Final congrats have to be sent out to Karl and Eva Pastalkova on their big wins in the race. This was Karl's 30th 100 mile victory, and Eva's smoking hot time of 22:30 broke the MMT record and placed her 6th overall! Congratulations!!

Friday, May 6, 2011

That's It! I'm Going Kosher: Hammy the Hamstring Strikes Back

With the Massanutten Mountain Trails 100 miler one week away, I'm less than enthused to report that I've spent the previous couple weeks going through the many stages of denial.  Despite all of my focus and planning this winter to arrive at the starting line in stellar racing shape, I find myself hoping beyond hope that a hamstring issue clears up enough for me to even toe the starting line on 5/14.

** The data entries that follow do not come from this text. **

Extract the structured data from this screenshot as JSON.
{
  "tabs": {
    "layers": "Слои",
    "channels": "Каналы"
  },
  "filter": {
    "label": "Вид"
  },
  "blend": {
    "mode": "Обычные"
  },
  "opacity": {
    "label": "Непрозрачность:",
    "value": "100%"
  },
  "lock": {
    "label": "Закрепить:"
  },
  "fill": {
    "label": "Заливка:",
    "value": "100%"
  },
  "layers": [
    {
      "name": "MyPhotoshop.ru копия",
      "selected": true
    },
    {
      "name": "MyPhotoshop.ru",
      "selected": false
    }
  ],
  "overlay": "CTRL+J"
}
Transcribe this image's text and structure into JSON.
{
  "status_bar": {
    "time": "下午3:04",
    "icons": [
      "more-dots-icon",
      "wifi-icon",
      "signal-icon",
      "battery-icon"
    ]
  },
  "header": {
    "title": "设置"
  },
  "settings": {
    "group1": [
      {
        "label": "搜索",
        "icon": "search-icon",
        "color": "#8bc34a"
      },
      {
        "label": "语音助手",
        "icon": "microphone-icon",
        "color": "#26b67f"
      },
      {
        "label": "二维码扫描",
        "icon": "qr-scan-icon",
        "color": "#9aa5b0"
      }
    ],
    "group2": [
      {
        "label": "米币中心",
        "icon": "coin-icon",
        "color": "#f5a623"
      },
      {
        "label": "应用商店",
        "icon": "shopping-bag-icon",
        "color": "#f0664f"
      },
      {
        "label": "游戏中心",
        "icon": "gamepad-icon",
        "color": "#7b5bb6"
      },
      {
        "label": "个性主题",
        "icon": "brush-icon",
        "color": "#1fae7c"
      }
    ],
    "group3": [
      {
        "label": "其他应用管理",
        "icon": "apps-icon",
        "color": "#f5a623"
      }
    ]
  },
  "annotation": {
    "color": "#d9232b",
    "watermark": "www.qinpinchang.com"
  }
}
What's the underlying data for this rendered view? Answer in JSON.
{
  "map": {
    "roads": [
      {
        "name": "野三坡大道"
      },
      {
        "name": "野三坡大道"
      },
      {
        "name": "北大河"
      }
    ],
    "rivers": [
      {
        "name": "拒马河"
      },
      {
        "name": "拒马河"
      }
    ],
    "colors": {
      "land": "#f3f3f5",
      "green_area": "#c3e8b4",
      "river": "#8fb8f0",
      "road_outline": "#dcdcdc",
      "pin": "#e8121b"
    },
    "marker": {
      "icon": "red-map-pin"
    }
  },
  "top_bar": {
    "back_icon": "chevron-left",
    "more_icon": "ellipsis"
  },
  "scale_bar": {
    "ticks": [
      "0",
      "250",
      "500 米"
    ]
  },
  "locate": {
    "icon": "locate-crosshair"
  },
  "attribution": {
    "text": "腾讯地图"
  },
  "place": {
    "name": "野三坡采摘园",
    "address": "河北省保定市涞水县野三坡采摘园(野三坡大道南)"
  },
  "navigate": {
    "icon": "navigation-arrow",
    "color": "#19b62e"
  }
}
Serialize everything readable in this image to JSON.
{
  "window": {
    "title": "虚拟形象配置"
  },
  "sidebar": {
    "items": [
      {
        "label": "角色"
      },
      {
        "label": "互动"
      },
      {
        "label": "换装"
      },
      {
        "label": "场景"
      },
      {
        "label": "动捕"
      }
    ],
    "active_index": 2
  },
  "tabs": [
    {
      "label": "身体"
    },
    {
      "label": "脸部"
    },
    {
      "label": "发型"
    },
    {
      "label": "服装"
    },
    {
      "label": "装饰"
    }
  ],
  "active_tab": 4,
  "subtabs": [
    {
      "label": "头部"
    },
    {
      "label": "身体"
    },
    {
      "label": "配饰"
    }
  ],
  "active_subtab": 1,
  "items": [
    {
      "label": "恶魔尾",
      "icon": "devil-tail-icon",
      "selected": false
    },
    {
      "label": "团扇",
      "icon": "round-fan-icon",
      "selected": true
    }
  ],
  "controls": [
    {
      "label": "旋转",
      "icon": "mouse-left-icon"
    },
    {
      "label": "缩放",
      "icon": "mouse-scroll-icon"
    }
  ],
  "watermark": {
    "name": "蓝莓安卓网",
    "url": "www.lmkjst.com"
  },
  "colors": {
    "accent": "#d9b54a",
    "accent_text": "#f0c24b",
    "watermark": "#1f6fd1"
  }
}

After initially hurting the hammy the week after the Bull Run 50, I took an easy week to help it heal up. I thought I was in the clear, but a run on the MMT course last weekend brought out a mighty lightning bolt of pain after only 4 miles of running, and I was forced to walk back to my car. As you might imagine, I was a bit displeased.

At this point I've come to peace with the fact that I will have to replace the excitement of trying to track down the likes of Meltzer and Gorman in the final miles with a desperate effort to track down the likes of Budweiser and Aleeve at the aid stations along the way. Quite frankly, I'll be beyond excited if I can finish the course at all. It's tough to hide an injury over 100 miles of running, and MMT is like the Columbo of race courses in exposing any physical weaknesses you may have along the way. Will she chew me up and eat me for lunch? Probably, but I'm willing to give it a shot and hope that it's Mountain Yom Kippur or something next Saturday.

I'm doing all I can to encourage the healing process between now and then, and while I won't do anything stupid if my leg is still hurting out there, I will be ready to fight for 36 hours if needed to get to that finish line.  In a way I'm actually looking forward to what will boil down to Me vs. the Course. There's no concern for finishing time or placement on this one, just the pride of gutting out a tough course on under-trained and fragile legs. Don't ask me my revised opinion of this next statement at 4:00 a.m. on Sunday morning, but right now I'm actually looking forward to a little suffering out there. I've missed my weekly long run suffer-fests while dealing with all my issues this Spring, so why not cram in 30+ hours of suffering into one weekend to make up for it?!  Also on the bright side: I'll get to see two sunrises while out on the course. Hooray!

For those who are interested, the website will have some updates, and I'm sure there will be a few folks Tweeting as well. The hash tag #MMT100 will probably get you the most up-to-date info on the leaders. There's a ton of talent in the field this year, so I should be a heck of a race to follow!